Michigan calls to me in the early summer heat of a humid Tennessee day. The trees whisper over the distance and miles. The waves at Higgins Lake echo my heart. I am being summoned and I’m on my way.

My husband doesn’t get it – this ancestral call to come home. And that is what it is for me – home to family, friends, the woods, the crisp air, the ground where I was nurtured and where my roots grow deep still.

He says I am lucky to get to take the kids up there for an extended vacation. But it’s not a want, it’s a need (and it’s no vacation when I’m in charge of both our kids for 24 hours a day, 7 days a week for a month – but that’s a whole other story). A need to be not only with family and friends but to have a sense of place and home that is 100% me in this big, big world.
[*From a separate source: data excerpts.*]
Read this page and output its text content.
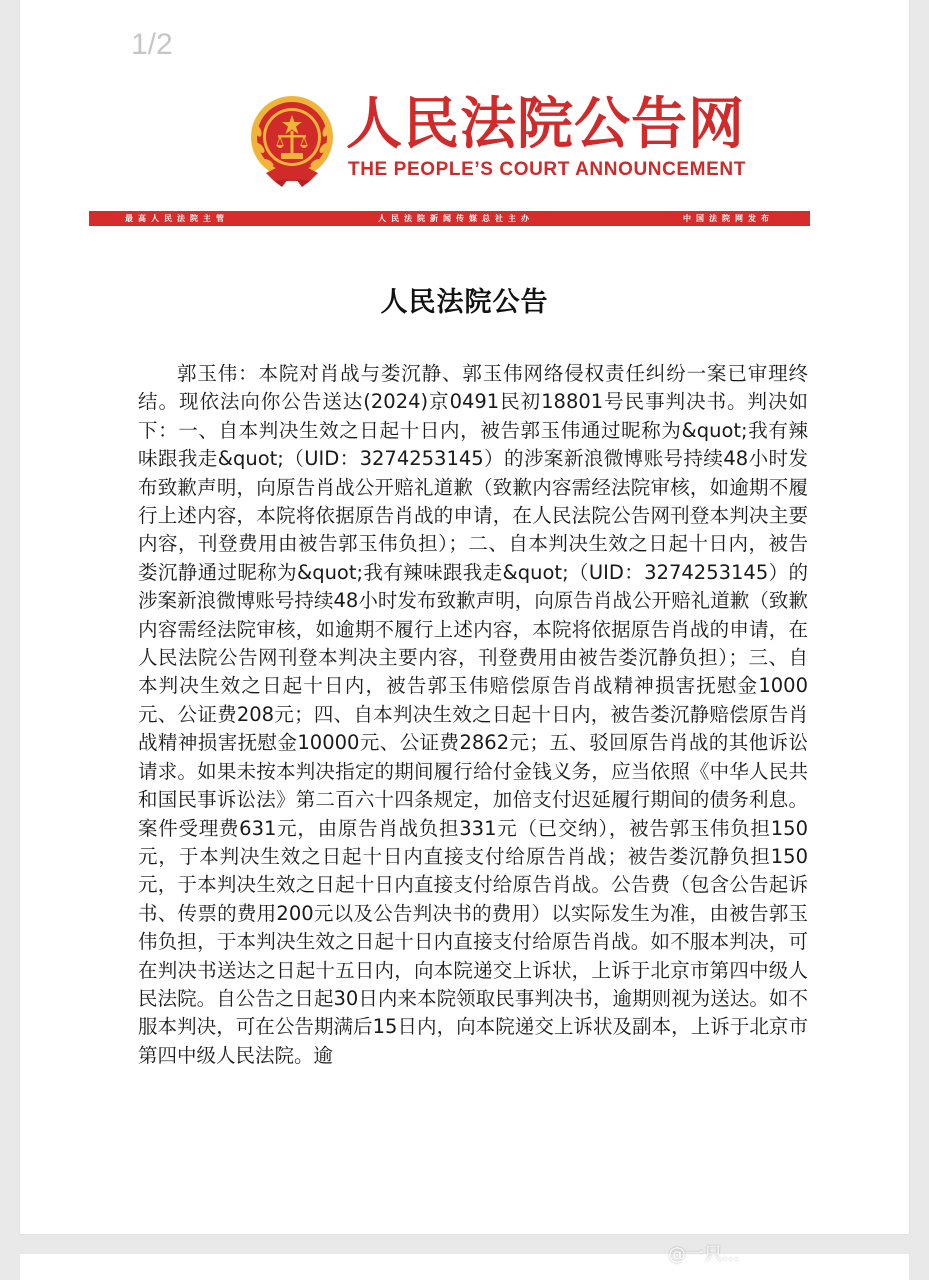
1/2
人民法院公告网
THE PEOPLE’S COURT ANNOUNCEMENT
最高人民法院主管	人民法院新闻传媒总社主办	中国法院网发布
人民法院公告
郭玉伟：本院对肖战与娄沉静、郭玉伟网络侵权责任纠纷一案已审理终结。现依法向你公告送达(2024)京0491民初18801号民事判决书。判决如下：一、自本判决生效之日起十日内，被告郭玉伟通过昵称为&quot;我有辣味跟我走&quot;（UID：3274253145）的涉案新浪微博账号持续48小时发布致歉声明，向原告肖战公开赔礼道歉（致歉内容需经法院审核，如逾期不履行上述内容，本院将依据原告肖战的申请，在人民法院公告网刊登本判决主要内容，刊登费用由被告郭玉伟负担）；二、自本判决生效之日起十日内，被告娄沉静通过昵称为&quot;我有辣味跟我走&quot;（UID：3274253145）的涉案新浪微博账号持续48小时发布致歉声明，向原告肖战公开赔礼道歉（致歉内容需经法院审核，如逾期不履行上述内容，本院将依据原告肖战的申请，在人民法院公告网刊登本判决主要内容，刊登费用由被告娄沉静负担）；三、自本判决生效之日起十日内，被告郭玉伟赔偿原告肖战精神损害抚慰金1000元、公证费208元；四、自本判决生效之日起十日内，被告娄沉静赔偿原告肖战精神损害抚慰金10000元、公证费2862元；五、驳回原告肖战的其他诉讼请求。如果未按本判决指定的期间履行给付金钱义务，应当依照《中华人民共和国民事诉讼法》第二百六十四条规定，加倍支付迟延履行期间的债务利息。案件受理费631元，由原告肖战负担331元（已交纳），被告郭玉伟负担150元，于本判决生效之日起十日内直接支付给原告肖战；被告娄沉静负担150元，于本判决生效之日起十日内直接支付给原告肖战。公告费（包含公告起诉书、传票的费用200元以及公告判决书的费用）以实际发生为准，由被告郭玉伟负担，于本判决生效之日起十日内直接支付给原告肖战。如不服本判决，可在判决书送达之日起十五日内，向本院递交上诉状，上诉于北京市第四中级人民法院。自公告之日起30日内来本院领取民事判决书，逾期则视为送达。如不服本判决，可在公告期满后15日内，向本院递交上诉状及副本，上诉于北京市第四中级人民法院。逾
@一只...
Michigan – and Higgins Lake in particular – is interwoven into the fiber of my being. The clear blue-green water, the crisp pine-scented air, the hard worn dirt paths – these aspects are parts of me at a cellular level. And returning to them is a return to myself. An affirmation of all that I am, all that my children are – our past, our present, and our future.
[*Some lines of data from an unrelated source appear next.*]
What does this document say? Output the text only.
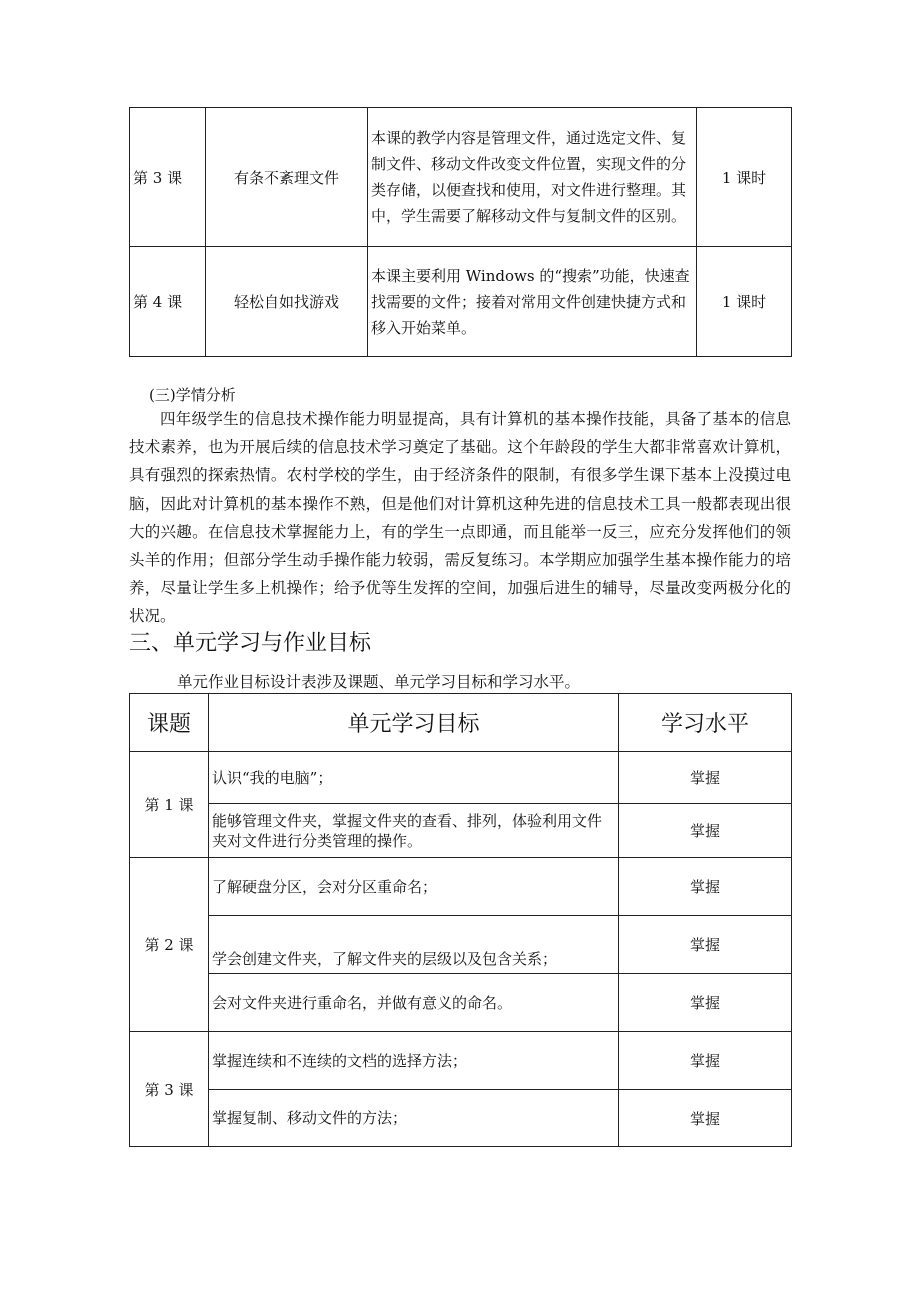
第 3 课	有条不紊理文件	本课的教学内容是管理文件，通过选定文件、复制文件、移动文件改变文件位置，实现文件的分类存储，以便查找和使用，对文件进行整理。其中，学生需要了解移动文件与复制文件的区别。	1 课时
第 4 课	轻松自如找游戏	本课主要利用 Windows 的“搜索”功能，快速查找需要的文件；接着对常用文件创建快捷方式和移入开始菜单。	1 课时
(三)学情分析

四年级学生的信息技术操作能力明显提高，具有计算机的基本操作技能，具备了基本的信息技术素养，也为开展后续的信息技术学习奠定了基础。这个年龄段的学生大都非常喜欢计算机，具有强烈的探索热情。农村学校的学生，由于经济条件的限制，有很多学生课下基本上没摸过电脑，因此对计算机的基本操作不熟，但是他们对计算机这种先进的信息技术工具一般都表现出很大的兴趣。在信息技术掌握能力上，有的学生一点即通，而且能举一反三，应充分发挥他们的领头羊的作用；但部分学生动手操作能力较弱，需反复练习。本学期应加强学生基本操作能力的培养，尽量让学生多上机操作；给予优等生发挥的空间，加强后进生的辅导，尽量改变两极分化的状况。

三、单元学习与作业目标
单元作业目标设计表涉及课题、单元学习目标和学习水平。
课题	单元学习目标	学习水平
第 1 课	认识“我的电脑”；	掌握
	能够管理文件夹，掌握文件夹的查看、排列，体验利用文件夹对文件进行分类管理的操作。	掌握
第 2 课	了解硬盘分区，会对分区重命名；	掌握
	学会创建文件夹，了解文件夹的层级以及包含关系；	掌握
	会对文件夹进行重命名，并做有意义的命名。	掌握
第 3 课	掌握连续和不连续的文档的选择方法；	掌握
	掌握复制、移动文件的方法；	掌握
My children are the sixth generation in my family to be a part of Higgins Lake – to get to know it inside and out, summer after summer, year after year. It’s a place so safe, I don’t worry if I don’t see Taggart for a couple hours. I know who he is with and I know if anything happens, everyone knows he’s mine and will treat him like their own until I’m on hand. We all have known each other our whole lives. Our cottages stay as familiar as the backs of our hands – we’re all woe to make too many changes lest we break the spell of safety and sameness.

Grandparents and great-grandparents get to really know their grandchildren. Parents get to share their children with extended family and friends. It’s a place we all cherish and value – and sometimes there is loyalty with a vengeance, love with daggers. Families become disenchanted with one another and leave Higgins. Some argue; some fight in court for the rights to their cottages. Needless to say, people feel very passionate about this place.

It’s not perfect. It has its drawbacks but like a parent’s unconditional love for an unruly child, or a dog that just won’t mind, most have a deep and abiding love for this place that will not be forsaken. Folks that marry into this clique-ish society need to be a good fit. If not, it’s a rough go. Most of us tell those that love us and come to Higgins for the first time, “Hope you like it, we’ll be coming here for life.” We smile but we mean it.

My dad once referred to Higgins in the summer as “an eternal funeral”: the same people, at the same cocktail parties, talking about the same things year after year. Needless to say, he might not have been a perfect fit at Higgins. But for those who love it and have been raised in its warm embrace - for those who see the sameness as a sign that all is right in this small corner of the big, big world - it’s a tonic for the soul.

Although I acknowledge my dad’s misgivings, I make no apologies when I say “I’ll take my Higgins straight up”. I’ll let my kids run free, have coffee with my mom every morning, visit with friends that I consider family, and even attend a cocktail party or two. I’ll walk the trails, breathe the fresh air, and ground myself amidst the safety of the towering pines. I’ll swim out to the raft, walk to Evergreen with my kids, and give thanks to my ancestors.

I am lucky. I hear Michigan beckoning. And, I’m coming home soon.